February 20, 2025
US FDA's rejection of foreign shrimp due to banned antibiotics used at highest rates last year
The US Food and Drug Administration's (FDA) refusals of foreign shrimp due to banned antibiotics used in 2024 were at their highest rates since 2016, according to the Southern Shrimp Alliance (SSA).
The FDA refused 81 shipments for antibiotic contamination last year, with the vast majority of contaminated products coming from India (31) and Vietnam (18). Many of the refused shipments came from Best Aquaculture Practices (BAP)-certified producers and processors.
"Antibiotic use in shrimp supply chains is overwhelmingly concentrated with two countries, India and Vietnam, that constitute only a small subset of the countries engaged in shrimp aquaculture," the SSA said in a review of the year's refusal data.
The remaining 32 shrimp refusals came from shrimp exported from China (18), Bangladesh (6), Ecuador (2), Thailand (2), Hong Kong (1), Japan (1), Malaysia (1), and Indonesia (1).
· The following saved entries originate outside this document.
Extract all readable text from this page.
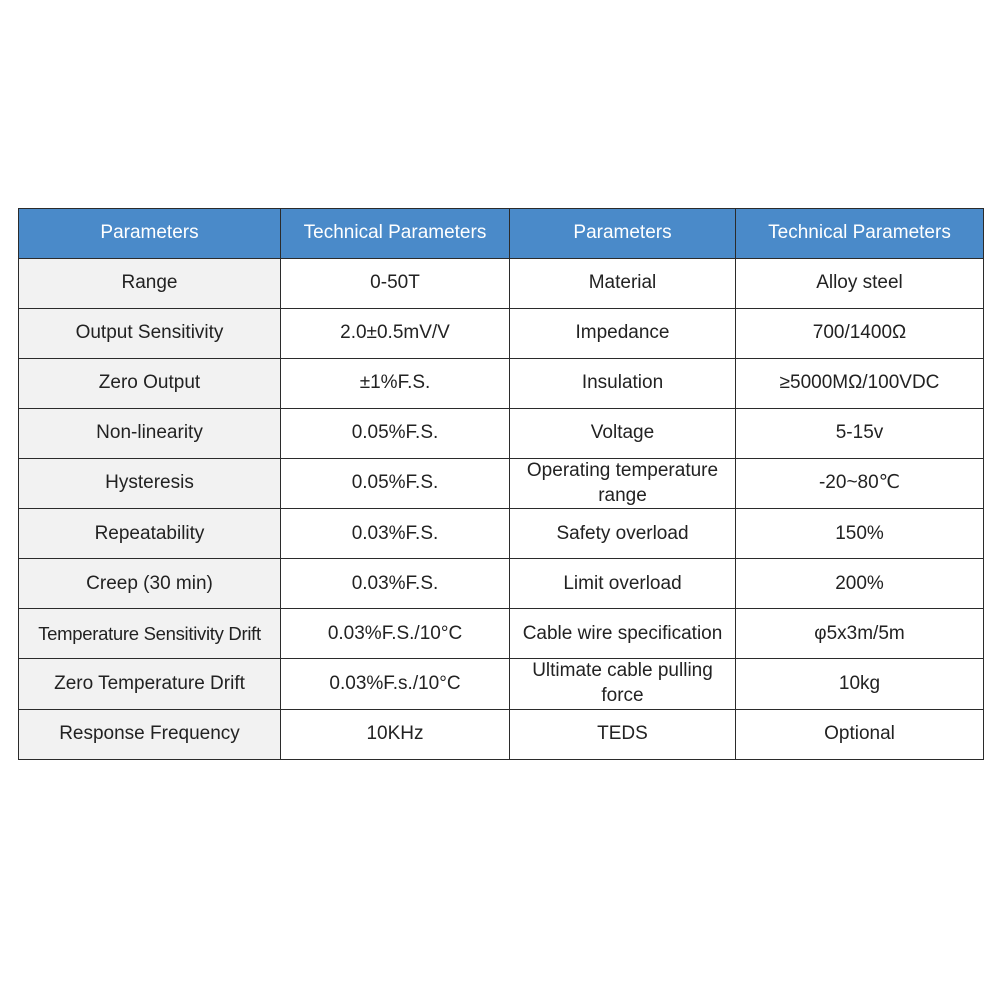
Parameters	Technical Parameters	Parameters	Technical Parameters
Range	0-50T	Material	Alloy steel
Output Sensitivity	2.0±0.5mV/V	Impedance	700/1400Ω
Zero Output	±1%F.S.	Insulation	≥5000MΩ/100VDC
Non-linearity	0.05%F.S.	Voltage	5-15v
Hysteresis	0.05%F.S.	Operating temperature range	-20~80℃
Repeatability	0.03%F.S.	Safety overload	150%
Creep (30 min)	0.03%F.S.	Limit overload	200%
Temperature Sensitivity Drift	0.03%F.S./10°C	Cable wire specification	φ5x3m/5m
Zero Temperature Drift	0.03%F.s./10°C	Ultimate cable pulling force	10kg
Response Frequency	10KHz	TEDS	Optional
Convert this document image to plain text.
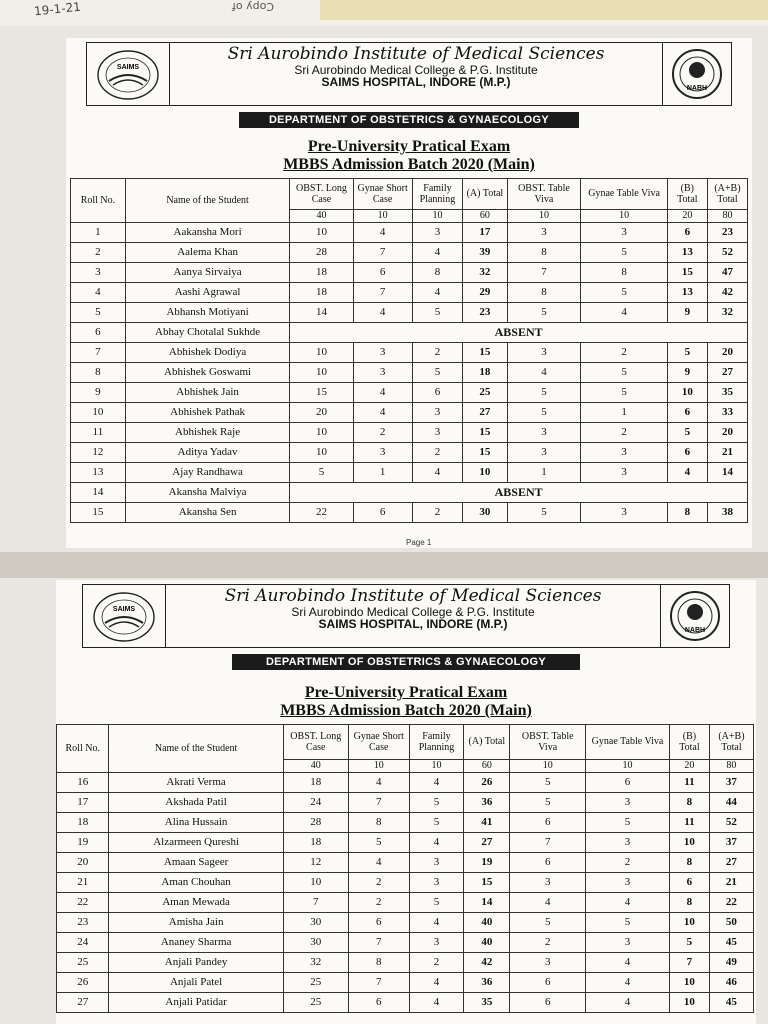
19-1-21	Copy of
SAIMS
Sri Aurobindo Institute of Medical Sciences
Sri Aurobindo Medical College & P.G. Institute
SAIMS HOSPITAL, INDORE (M.P.)	NABH
DEPARTMENT OF OBSTETRICS & GYNAECOLOGY
Pre-University Pratical Exam
MBBS Admission Batch 2020 (Main)
Roll No.	Name of the Student	OBST. Long Case	Gynae Short Case	Family Planning	(A) Total	OBST. Table Viva	Gynae Table Viva	(B) Total	(A+B) Total
		40	10	10	60	10	10	20	80
1	Aakansha Mori	10	4	3	17	3	3	6	23
2	Aalema Khan	28	7	4	39	8	5	13	52
3	Aanya Sirvaiya	18	6	8	32	7	8	15	47
4	Aashi Agrawal	18	7	4	29	8	5	13	42
5	Abhansh Motiyani	14	4	5	23	5	4	9	32
6	Abhay Chotalal Sukhde	ABSENT							
7	Abhishek Dodiya	10	3	2	15	3	2	5	20
8	Abhishek Goswami	10	3	5	18	4	5	9	27
9	Abhishek Jain	15	4	6	25	5	5	10	35
10	Abhishek Pathak	20	4	3	27	5	1	6	33
11	Abhishek Raje	10	2	3	15	3	2	5	20
12	Aditya Yadav	10	3	2	15	3	3	6	21
13	Ajay Randhawa	5	1	4	10	1	3	4	14
14	Akansha Malviya	ABSENT							
15	Akansha Sen	22	6	2	30	5	3	8	38
Page 1
SAIMS
Sri Aurobindo Institute of Medical Sciences
Sri Aurobindo Medical College & P.G. Institute
SAIMS HOSPITAL, INDORE (M.P.)	NABH
DEPARTMENT OF OBSTETRICS & GYNAECOLOGY
Pre-University Pratical Exam
MBBS Admission Batch 2020 (Main)
Roll No.	Name of the Student	OBST. Long Case	Gynae Short Case	Family Planning	(A) Total	OBST. Table Viva	Gynae Table Viva	(B) Total	(A+B) Total
		40	10	10	60	10	10	20	80
16	Akrati Verma	18	4	4	26	5	6	11	37
17	Akshada Patil	24	7	5	36	5	3	8	44
18	Alina Hussain	28	8	5	41	6	5	11	52
19	Alzarmeen Qureshi	18	5	4	27	7	3	10	37
20	Amaan Sageer	12	4	3	19	6	2	8	27
21	Aman Chouhan	10	2	3	15	3	3	6	21
22	Aman Mewada	7	2	5	14	4	4	8	22
23	Amisha Jain	30	6	4	40	5	5	10	50
24	Ananey Sharma	30	7	3	40	2	3	5	45
25	Anjali Pandey	32	8	2	42	3	4	7	49
26	Anjali Patel	25	7	4	36	6	4	10	46
27	Anjali Patidar	25	6	4	35	6	4	10	45
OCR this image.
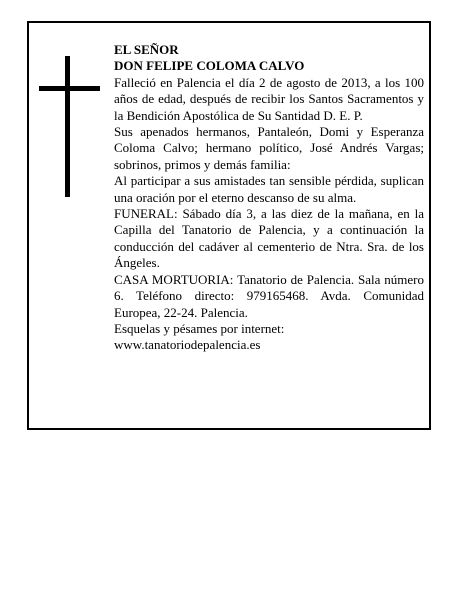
EL SEÑOR

DON FELIPE COLOMA CALVO

Falleció en Palencia el día 2 de agosto de 2013, a los 100 años de edad, después de recibir los Santos Sacramentos y la Bendición Apostólica de Su Santidad D. E. P.

Sus apenados hermanos, Pantaleón, Domi y Esperanza Coloma Calvo; hermano político, José Andrés Vargas; sobrinos, primos y demás familia:

Al participar a sus amistades tan sensible pérdida, suplican una oración por el eterno descanso de su alma.

FUNERAL: Sábado día 3, a las diez de la mañana, en la Capilla del Tanatorio de Palencia, y a continuación la conducción del cadáver al cementerio de Ntra. Sra. de los Ángeles.

CASA MORTUORIA: Tanatorio de Palencia. Sala número 6. Teléfono directo: 979165468. Avda. Comunidad Europea, 22-24. Palencia.

Esquelas y pésames por internet:

www.tanatoriodepalencia.es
A 2019 analysis from the Global Seafood Alliance (GSA) tied the use of antibiotics in Southeast Asian shrimp farming to "a poverty-driven production system" where the consequences of losing animals to disease is financially catastrophic.
"Poverty-driven production paradigms are highly susceptible to this abuse. Farmers who would go bankrupt from single crop failures make choices that are understandable, even if irresponsible and in the long run, foolish," the analysis said.
While the analysis said that the toxicity of an antibiotic in shrimp people consume is rarely an issue, scientists are concerned that antibiotic use in aquaculture contributes to the development of antimicrobrial resistance.
An analysis of data from regulatory bodies in Japan, the European Union, and the United States bore out the same trend.
Between 2012 and 2024, most of the antibiotic-contaminated shrimp refused from Japan and the EU originated in Vietnam and India.